China is unique in that many small/mid-sized vendors have very little in-house knowledge of international banking or finance, and work solely through another China-side trade partner to accept international payments and deal with the bureacratic mechanisms of export. Partly because of this, unless your order is very large your supplier is going to want you to make full payment by the time the goods leave their factory and reach port. There is also typically a deposit when an order is placed in the 20-40% range. This is often sensitive to the price of raw materials and the resale/liquidation value of the final goods. For instance, if you are ordering steel I-beams or computer parts, there may be no deposit if they are a stock item. However, if you are ordering custom injection molded teflon parts the deposit may be equal to the price of the raw materials plus 10%.

There is not usually a major problem with the issue of the deposit. The problems come with making the rest of the payment. Most factories in China strongly prefer full payment ex-works, meaning they want payment in full as soon as the product leaves their factory. The issue of payment for orders from China is not terribly complex, but is often a source of great contention between buyers and sellers.

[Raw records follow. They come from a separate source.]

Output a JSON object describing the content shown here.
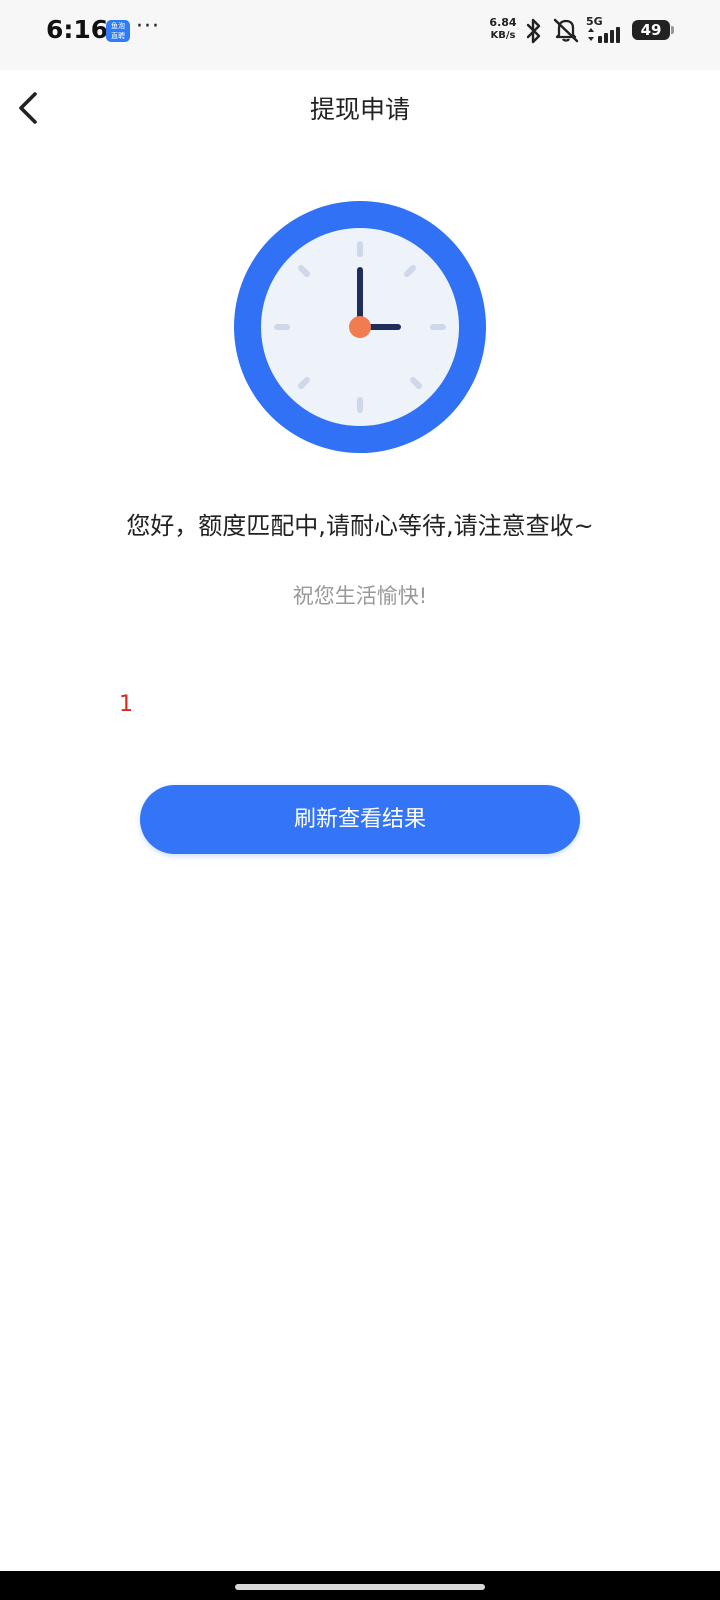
{
  "status_bar": {
    "time": "6:16",
    "app_badge_line1": "鱼泡",
    "app_badge_line2": "直聘",
    "more": "···",
    "net_speed_value": "6.84",
    "net_speed_unit": "KB/s",
    "signal_label": "5G",
    "battery": "49"
  },
  "header": {
    "title": "提现申请"
  },
  "main": {
    "message": "您好，额度匹配中,请耐心等待,请注意查收~",
    "sub_message": "祝您生活愉快!",
    "counter": "1",
    "refresh_button_label": "刷新查看结果"
  },
  "colors": {
    "accent": "#3474f6",
    "clock_ring": "#3171f5",
    "clock_face": "#eef2f9",
    "clock_hand": "#1f2d5c",
    "clock_center": "#f07c4f",
    "counter": "#d9281f"
  }
}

If your order is large or if you are dealing with a large company, you can probably negotiate payment via a Letter of Credit, or "LC". You will also see this instrument referred to as an L/C, or as "Documentary Credit".

Our friends at have a good detailed explanation here, but I would like to provide an overview for those of you that are too lazy to click on a link. :) When opening a Letter of Credit, you the buyer instruct your bank to freeze money that you have in your account and hold it until a condition is met which allows them to release the money to a 3rd party. The mechanics of the transfer are too detailed for this article - you should work with your banker if you are thinking about using an LC. There are many different kinds of LC, and the largest differences between them relate to the time window during which they are active, and the trigger condition that causes the release. For example, a "Sight LC" will trigger as soon as you take physical possession of the goods. An "Irrevocable LC" is valid until the product arrives, no matter how long it takes (even a year!). Be very careful when working with LCs. Also, note that the use of an LC does NOT intrinsically provide any guarantee of quality. To ensure quality, it is critical that you have a trusted and capable entity perform preshipment inspection at the factory.